Albany, playing in its first NCAA tournament after winning the America East tournament, had trouble handling A&M's pressure. The Great Danes had 24 turnovers which led to 29 A&M points. Albany's Cassandra Callaway had seven turnovers and hit only 1 of 10 shots. She was hounded by A&M senior guard Sydney Carter who forced Albany to handle the ball more which helped explain her poor second-half shooting.
A&M also got a big lift from Aggie senior wing Tyra White who had started 97 straight games until missing the Big 12 tournament with a foot injury. She returned for a game-high 18 points on 8-of-13 shooting with seven rebounds.
"Tyra was so instrumental in this game because she can create her own shot better than any of my other starters," Blair said.
White played 31 minutes and hit a 3-pointer with 13 seconds left for a 30-26 A&M halftime lead.
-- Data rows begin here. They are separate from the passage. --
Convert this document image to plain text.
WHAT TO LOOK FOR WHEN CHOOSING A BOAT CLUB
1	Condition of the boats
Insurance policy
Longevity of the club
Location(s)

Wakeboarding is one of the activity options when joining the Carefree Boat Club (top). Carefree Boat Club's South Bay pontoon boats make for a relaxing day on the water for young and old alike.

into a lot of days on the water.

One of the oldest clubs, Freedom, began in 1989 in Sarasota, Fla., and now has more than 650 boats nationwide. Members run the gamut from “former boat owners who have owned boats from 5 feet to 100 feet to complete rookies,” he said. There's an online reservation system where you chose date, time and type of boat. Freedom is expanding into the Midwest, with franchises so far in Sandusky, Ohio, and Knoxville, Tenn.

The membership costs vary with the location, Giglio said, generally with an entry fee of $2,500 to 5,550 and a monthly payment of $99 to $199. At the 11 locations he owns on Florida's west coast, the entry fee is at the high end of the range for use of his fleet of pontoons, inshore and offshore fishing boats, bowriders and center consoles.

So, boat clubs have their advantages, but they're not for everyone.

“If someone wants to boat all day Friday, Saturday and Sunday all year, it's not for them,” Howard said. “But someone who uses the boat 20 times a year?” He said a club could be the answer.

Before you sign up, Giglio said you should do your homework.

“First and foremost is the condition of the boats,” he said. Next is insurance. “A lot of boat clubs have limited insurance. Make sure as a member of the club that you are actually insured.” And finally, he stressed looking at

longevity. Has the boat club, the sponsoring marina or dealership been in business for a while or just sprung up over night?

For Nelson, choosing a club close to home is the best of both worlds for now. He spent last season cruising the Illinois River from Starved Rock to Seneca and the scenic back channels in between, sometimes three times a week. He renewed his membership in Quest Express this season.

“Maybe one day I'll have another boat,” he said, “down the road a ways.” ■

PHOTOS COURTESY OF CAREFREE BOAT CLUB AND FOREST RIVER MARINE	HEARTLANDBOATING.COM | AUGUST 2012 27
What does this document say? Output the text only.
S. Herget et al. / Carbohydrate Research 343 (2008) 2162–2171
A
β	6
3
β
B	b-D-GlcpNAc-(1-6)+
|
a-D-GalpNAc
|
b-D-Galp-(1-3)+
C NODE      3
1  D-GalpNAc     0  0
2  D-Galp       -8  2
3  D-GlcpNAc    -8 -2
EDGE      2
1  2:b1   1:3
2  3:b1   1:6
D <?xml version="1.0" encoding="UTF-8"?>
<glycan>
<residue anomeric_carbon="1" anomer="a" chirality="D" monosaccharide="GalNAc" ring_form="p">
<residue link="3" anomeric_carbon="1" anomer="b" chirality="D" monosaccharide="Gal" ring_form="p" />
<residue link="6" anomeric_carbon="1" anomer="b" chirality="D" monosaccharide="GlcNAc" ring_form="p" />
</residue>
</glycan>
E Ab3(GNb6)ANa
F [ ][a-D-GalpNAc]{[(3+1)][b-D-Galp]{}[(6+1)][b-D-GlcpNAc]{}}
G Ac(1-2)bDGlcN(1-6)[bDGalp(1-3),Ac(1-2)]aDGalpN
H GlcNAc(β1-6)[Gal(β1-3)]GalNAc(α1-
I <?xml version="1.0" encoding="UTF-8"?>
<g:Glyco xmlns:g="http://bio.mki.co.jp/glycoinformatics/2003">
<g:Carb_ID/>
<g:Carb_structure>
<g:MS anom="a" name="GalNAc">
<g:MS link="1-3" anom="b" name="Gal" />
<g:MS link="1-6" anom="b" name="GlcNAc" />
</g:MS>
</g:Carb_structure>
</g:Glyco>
"We had to expend a lot more energy than I wanted to in this game," Blair said.
Albany was led by juniors Henry and Julie Forster. Henry, the two-time America East Conference's defensive player of the year, had 14 points and nine rebounds and played all 40 minutes. The 6-foot red-headed Forster, a second-team pick in the America East Conference, had eight points and a game-high 12 rebounds.
Forster, a former walkon, had six offensive rebounds as she threw her body around recklessly, much like Carter for A&M.
"Obviously, Julie is amazing," Albany coach Katie Abrahamson-Henderson said. "She's like a flying red cape with her hair just flying through the air."
Albany also got nine points and seven rebounds from 6-8 freshman Megan Craig who started for only the second time in an attempt to match A&M's size. She was one of five Great Danes with at least five rebounds.
"They brought the fight to us," Blair said. "They were the better team in the first half."
A&M, making its seventh straight NCAA tournament appearance, had won its last four first-round games by an average of 36.3 points, beating up on a trio of teams making their maiden voyage in the NCAA tournament -- Texas-San Antonio, Portland State and McNeese State.
Albany, which won 20 games for the first time since becoming a Division I team in 1999, didn't go easily. The Great Danes battled back from a six-point deficit for a 25-25 tie on Ebone's 3-point bank shot with 1:44 left in the first half.
"They just came out really hard competing and we didn't match that intensity," said A&M senior forward Adaora Elonu who had 13 points, nine of them in the second half.